The rufous piha breeds between March and August in Costa Rica, there probably being two clutches in the year. The diet consists largely of fruits, such as those of laurels and palms, and invertebrates such as insects and spiders. It lives in the middle and lower storeys of humid forest and seldom descends to ground level. Much of its food is plucked while it hovers, and anything gathered on the ground is carried aloft before being eaten. It often sits lethargically on a suitable perch for long periods, sallying out at intervals to snap up passing insect prey.

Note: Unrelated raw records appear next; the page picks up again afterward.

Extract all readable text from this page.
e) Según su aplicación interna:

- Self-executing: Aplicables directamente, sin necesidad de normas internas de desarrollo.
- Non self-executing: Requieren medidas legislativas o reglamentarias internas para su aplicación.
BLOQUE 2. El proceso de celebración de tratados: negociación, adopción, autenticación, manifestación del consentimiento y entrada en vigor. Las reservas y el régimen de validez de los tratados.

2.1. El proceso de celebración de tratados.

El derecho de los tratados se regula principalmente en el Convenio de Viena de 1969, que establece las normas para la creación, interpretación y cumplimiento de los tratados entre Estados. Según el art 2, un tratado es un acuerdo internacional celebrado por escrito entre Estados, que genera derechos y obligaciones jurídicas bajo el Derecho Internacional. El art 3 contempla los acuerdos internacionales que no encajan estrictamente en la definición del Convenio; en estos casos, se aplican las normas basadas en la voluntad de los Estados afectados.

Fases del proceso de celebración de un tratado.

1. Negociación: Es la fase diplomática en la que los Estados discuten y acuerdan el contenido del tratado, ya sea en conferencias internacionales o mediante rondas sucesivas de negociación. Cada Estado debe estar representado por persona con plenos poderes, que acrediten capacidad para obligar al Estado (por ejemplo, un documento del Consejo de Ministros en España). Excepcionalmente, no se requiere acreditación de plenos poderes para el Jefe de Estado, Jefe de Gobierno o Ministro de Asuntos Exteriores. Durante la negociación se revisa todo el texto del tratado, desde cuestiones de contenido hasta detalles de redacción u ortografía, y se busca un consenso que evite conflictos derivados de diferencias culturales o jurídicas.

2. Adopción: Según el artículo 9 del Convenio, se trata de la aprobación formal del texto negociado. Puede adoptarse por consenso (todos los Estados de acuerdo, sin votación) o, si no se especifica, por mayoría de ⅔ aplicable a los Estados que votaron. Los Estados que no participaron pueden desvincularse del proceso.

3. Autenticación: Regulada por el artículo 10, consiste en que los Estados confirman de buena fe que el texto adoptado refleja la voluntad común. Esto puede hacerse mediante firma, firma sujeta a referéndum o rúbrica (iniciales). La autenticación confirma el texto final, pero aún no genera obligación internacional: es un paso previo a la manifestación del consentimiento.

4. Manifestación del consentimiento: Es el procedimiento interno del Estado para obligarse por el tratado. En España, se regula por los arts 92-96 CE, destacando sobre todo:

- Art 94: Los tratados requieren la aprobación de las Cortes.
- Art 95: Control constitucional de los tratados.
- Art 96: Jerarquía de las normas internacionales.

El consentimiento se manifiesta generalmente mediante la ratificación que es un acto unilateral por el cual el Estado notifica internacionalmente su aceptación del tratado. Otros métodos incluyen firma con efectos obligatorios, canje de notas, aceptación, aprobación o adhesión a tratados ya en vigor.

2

The rufous piha has a very wide distribution and its total population is estimated to be within the range 50,000 to 500,000 individuals. The population may be in slight decline because of deforestation, particularly in Colombia and Ecuador, but not at a fast enough rate for it to be considered threatened, so the International Union for Conservation of Nature has rated it as being a "least concern".